Na semana passada, enquanto o país debatia o dólar e o corte de gastos públicos, um retrocesso contra os direitos da mulher ganhou força na Câmara dos Deputados. Trata-se da chamada PEC do Aborto, proposta de emenda à Constituição que, na prática, proíbe a interrupção legal da gravidez no Brasil, mesmo nos casos já autorizados em lei ou por decisão do Supremo Tribunal Federal (STF). Por 35 votos a favor e 15 contrários, o texto foi aprovado pela Comissão de Constituição e Justiça. Agora, antes de chegar ao plenário, será debatido por uma comissão especial. Se aprovado, seguirá para exame do Senado.
No caso do aborto, o Brasil já possui uma legislação bem restritiva: a gestação só pode ser interrompida nos casos de risco de vida da gestante, estupro ou má-formação cerebral do feto (anencefalia)
É a segunda investida contra o aborto legal em pouco tempo. Em 12 de junho, foi aprovado o regime de urgência para o Projeto de Lei 1904/2024, de autoria do deputado Sóstenes Cavalcante (PL-RJ), que visa equiparar o aborto a um crime de homicídio simples em gestações com mais de 22 semanas, mesmo nos casos em que a suspensão da gravidez é autorizada pela legislação. Com a definição da urgência, a proposta está pronta para ser votada pelo plenário, o que só não aconteceu ainda porque não foi pautada pelo presidente da Câmara.

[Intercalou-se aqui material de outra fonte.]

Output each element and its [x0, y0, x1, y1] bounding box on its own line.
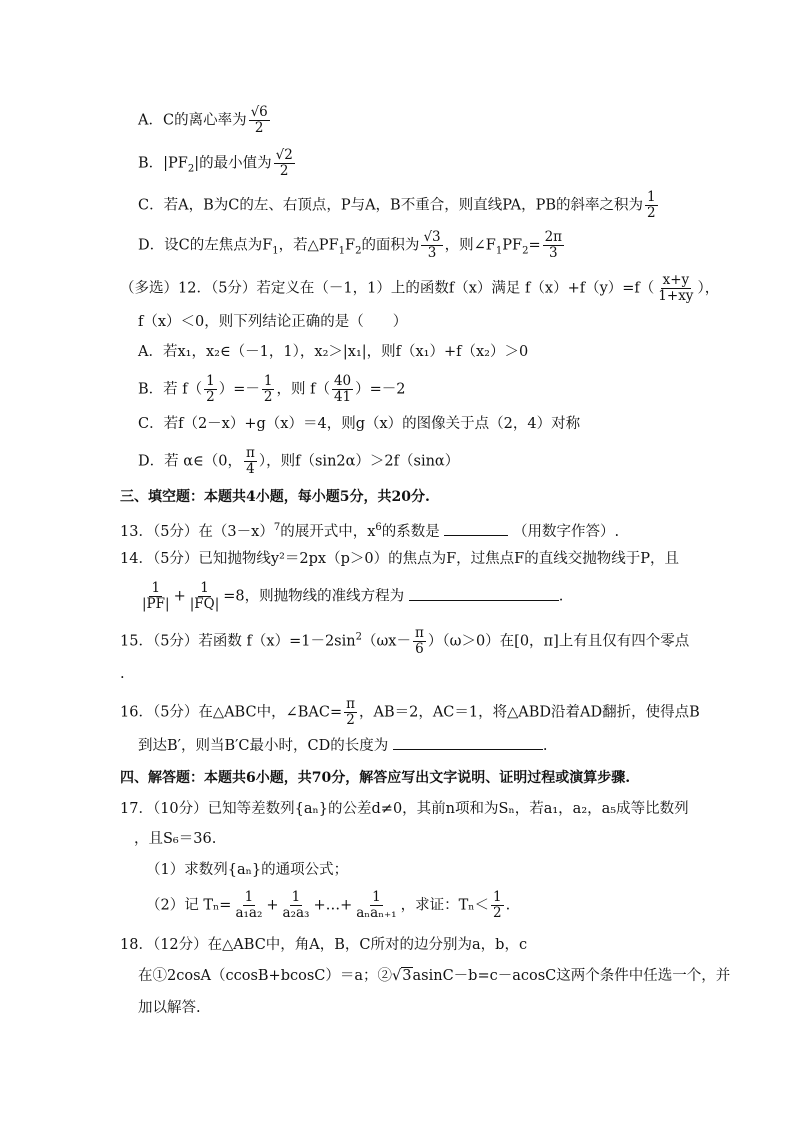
option-d-text-6: PF: [502, 237, 523, 254]
fraction-denominator: 3: [427, 245, 437, 261]
subscript: 2: [355, 245, 362, 257]
fraction: [543, 230, 564, 261]
q13-text: 13．（5分）在（3－x）: [120, 523, 274, 540]
fraction-denominator: 1+xy: [658, 288, 694, 304]
q12-option-c: C．若f（2－x）+g（x）＝4，则g（x）的图像关于点（2，4）对称: [138, 416, 581, 432]
q15-text: 15．（5分）若函数 f（x）=1－2sin: [120, 633, 356, 650]
option-c: [138, 190, 660, 221]
fraction-denominator: 2: [493, 905, 502, 921]
q12-line2: f（x）＜0，则下列结论正确的是（ ）: [138, 314, 408, 330]
fraction: [249, 105, 270, 136]
fraction-denominator: 2: [206, 389, 215, 405]
fraction-numerator: 40: [333, 373, 352, 389]
fraction-denominator: 41: [333, 389, 352, 405]
q14-line1: 14．（5分）已知抛物线y²＝2px（p＞0）的焦点为F，过焦点F的直线交抛物线于P，且: [120, 551, 679, 567]
q12-line1: [120, 273, 719, 304]
q16-line2: [138, 736, 547, 756]
fraction-denominator: |FQ|: [189, 596, 220, 612]
fraction: [188, 581, 222, 612]
q18-line2: 在①2cosA（ccosB+bcosC）＝a；②√3asinC－b=c－acosC这两个条件中任选一个，并: [138, 968, 731, 984]
option-d-text-7: =: [528, 237, 541, 254]
sqrt-radicand: 3: [402, 968, 412, 984]
fraction-numerator: 1: [263, 373, 273, 389]
q18-text: 在①2cosA（ccosB+bcosC）＝a；②: [138, 968, 393, 984]
q17-line1: 17．（10分）已知等差数列{aₙ}的公差d≠0，其前n项和为Sₙ，若a₁，a₂，a₅成等比数列: [120, 801, 689, 817]
fraction-numerator: 1: [647, 189, 656, 205]
fraction-numerator: π: [415, 625, 424, 641]
option-b-text: B．|PF: [138, 155, 188, 172]
option-c-text: C．若A，B为C的左、右顶点，P与A，B不重合，则直线PA，PB的斜率之积为: [138, 197, 644, 214]
fraction-numerator: 1: [151, 580, 161, 596]
fraction: [244, 446, 257, 477]
fraction: [344, 697, 357, 728]
section-4-heading: 四、解答题：本题共6小题，共70分，解答应写出文字说明、证明过程或演算步骤.: [120, 770, 631, 786]
q14-line2: $\frac{1}{|PF|}$ + $\frac{1}{|FQ|}$ =8，则抛物线的准线方程为 .: [142, 580, 564, 612]
q12-b-text-2: ）=－: [218, 381, 260, 398]
q18-text-2: asinC－b=c－acosC这两个条件中任选一个，并: [412, 968, 731, 984]
q18-line1: 18．（12分）在△ABC中，角A，B，C所对的边分别为a，b，c: [120, 937, 528, 953]
q13: [120, 518, 619, 542]
fraction-denominator: aₙaₙ₊₁: [356, 905, 397, 921]
fraction: [645, 190, 658, 221]
fraction-denominator: 2: [263, 389, 273, 405]
fraction-denominator: 2: [279, 163, 289, 179]
q12-d-text-2: ），则f（sin2α）＞2f（sinα）: [258, 453, 460, 470]
fraction-numerator: 1: [200, 580, 209, 596]
q16-text-2: ，AB＝2，AC＝1，将△ABD沿着AD翻折，使得点B: [358, 704, 700, 721]
fraction: [274, 148, 295, 179]
subscript: 1: [338, 245, 345, 257]
fraction: [332, 374, 353, 405]
option-d: [138, 230, 566, 261]
q17-part1: （1）求数列{aₙ}的通项公式；: [146, 862, 349, 878]
fraction: [421, 230, 442, 261]
fraction: [491, 890, 504, 921]
option-a: [138, 105, 272, 136]
superscript: 6: [375, 522, 382, 533]
q12-option-d: [138, 446, 459, 477]
q17-dots: +…+: [313, 897, 353, 914]
q13-text-2: 的展开式中，x: [280, 523, 376, 540]
fraction-numerator: 1: [372, 889, 381, 905]
superscript: 2: [355, 631, 362, 643]
subscript: 1: [495, 245, 503, 257]
superscript: 7: [273, 522, 281, 533]
q17-p2-end: .: [505, 897, 511, 914]
subscript: 2: [187, 163, 195, 175]
answer-blank[interactable]: [393, 749, 543, 750]
fraction-numerator: 1: [206, 373, 215, 389]
q15-text-2: （ωx－: [361, 633, 411, 650]
q12-option-a: A．若x₁，x₂∈（－1，1），x₂＞|x₁|，则f（x₁）+f（x₂）＞0: [138, 344, 529, 360]
subscript: 1: [272, 245, 279, 257]
fraction-denominator: 3: [549, 245, 558, 261]
q12-d-text: D．若 α∈（0，: [138, 453, 242, 470]
fraction-numerator: π: [246, 445, 255, 461]
q12-b-text-3: ，则 f（: [276, 381, 330, 398]
q12-option-b: [138, 374, 406, 405]
q14-end: .: [558, 588, 564, 605]
fraction-numerator: √3: [423, 229, 441, 245]
q12-b-text: B．若 f（: [138, 381, 203, 398]
fraction-numerator: 2π: [544, 229, 563, 245]
fraction: [413, 626, 426, 657]
option-a-text: A．C的离心率为: [138, 112, 247, 129]
fraction: [262, 374, 275, 405]
answer-blank[interactable]: [444, 535, 508, 536]
answer-blank[interactable]: [409, 600, 559, 601]
q16-text: 16．（5分）在△ABC中，∠BAC=: [120, 704, 343, 721]
fraction-denominator: 2: [346, 712, 355, 728]
option-d-text-4: 的面积为: [361, 237, 420, 254]
option-b: [138, 148, 297, 179]
fraction: [656, 273, 695, 304]
fraction: [140, 581, 172, 612]
q17-p2-text-2: ，求证：Tₙ＜: [400, 897, 490, 914]
option-d-text-2: ，若△PF: [278, 237, 339, 254]
q12-b-text-4: ）=－2: [355, 381, 406, 398]
q15-line2: .: [120, 666, 125, 682]
q15-text-3: ）（ω＞0）在[0，π]上有且仅有四个零点: [427, 633, 690, 650]
fraction-numerator: 1: [244, 889, 254, 905]
fraction-denominator: 6: [415, 641, 424, 657]
q12-text-end: ），: [697, 280, 720, 297]
q13-text-3: 的系数是: [381, 523, 440, 540]
option-b-text-2: |的最小值为: [194, 155, 272, 172]
fraction-denominator: 2: [254, 120, 264, 136]
q16: [120, 697, 700, 728]
option-d-text-5: ，则∠F: [444, 237, 496, 254]
fraction-denominator: |PF|: [142, 596, 170, 612]
fraction: [354, 890, 398, 921]
q17-part2: （2）记 Tₙ= $\frac{1}{\text{a₁a₂}}$ + $\frac{1}{\text{a₂a₃}}$ +…+ $\frac{1}{\text{aₙaₙ₊₁}}$ ，求证：Tₙ＜ $\frac{1}{2}$ .: [146, 889, 511, 921]
fraction-numerator: √6: [250, 104, 268, 120]
q18-line3: 加以解答.: [138, 1000, 201, 1016]
fraction: [233, 890, 264, 921]
fraction-denominator: 2: [647, 205, 656, 221]
fraction-numerator: √2: [275, 147, 293, 163]
option-d-text: D．设C的左焦点为F: [138, 237, 273, 254]
q16-end: .: [542, 738, 548, 754]
fraction-numerator: x+y: [662, 272, 690, 288]
fraction-denominator: a₂a₃: [282, 905, 310, 921]
q13-text-4: （用数字作答）.: [512, 523, 620, 540]
fraction: [204, 374, 217, 405]
q12-text: （多选）12．（5分）若定义在（－1，1）上的函数f（x）满足 f（x）+f（y）=f（: [120, 280, 655, 297]
fraction-denominator: 4: [246, 461, 255, 477]
section-3-heading: 三、填空题：本题共4小题，每小题5分，共20分.: [120, 489, 430, 505]
subscript: 2: [522, 245, 529, 257]
fraction-numerator: π: [346, 696, 355, 712]
option-d-text-3: F: [345, 237, 356, 254]
q17-p2-text: （2）记 Tₙ=: [146, 897, 232, 914]
fraction: [281, 890, 312, 921]
q16-text-3: 到达B′，则当B′C最小时，CD的长度为: [138, 738, 389, 754]
q14-text: =8，则抛物线的准线方程为: [223, 588, 405, 605]
fraction-numerator: 1: [291, 889, 301, 905]
fraction-denominator: a₁a₂: [235, 905, 263, 921]
fraction-numerator: 1: [493, 889, 502, 905]
q15: [120, 626, 689, 657]
q17-line2: ，且S₆＝36.: [134, 831, 217, 847]
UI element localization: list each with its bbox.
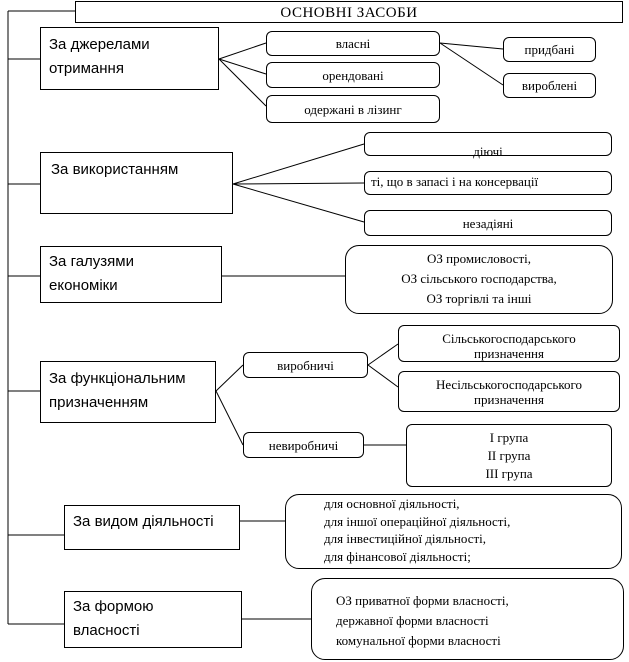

O patrocínio dessa ofensiva é da ala religiosa do Congresso Nacional, em especial da Frente Parlamentar Evangélica, composta por cerca de 230 deputados e senadores, que age no Legislativo para estender sua pauta de costumes ao restante da sociedade. Nada contra os religiosos. A Constituição Federal, em seu Artigo 5º, garante a liberdade de credo, regulamentando a pluralidade religiosa como um direito fundamental. Essa garantia, no entanto, exige reciprocidade: nenhuma opinião deve ser imposta a terceiros. Todas as formas de pensamento devem ser respeitadas. Infelizmente, muitas correntes não levam isso em conta e tentam transformar seus pontos de vista em regras universais.
No caso do aborto, o Brasil já possui uma legislação bem restritiva: a gestação só pode ser interrompida nos casos de risco de vida da gestante, estupro ou má-formação cerebral do feto (anencefalia). Mas, por entenderem que a vida é inviolável desde a concepção, os líderes evangélicos não se contentam em fiscalizar a regra junto aos seus simpatizantes. Querem transformá-la em obrigação para toda a sociedade brasileira, o que não pode ser tolerado. É preciso proteger nossas mulheres dessa cruzada moralista e retrógrada.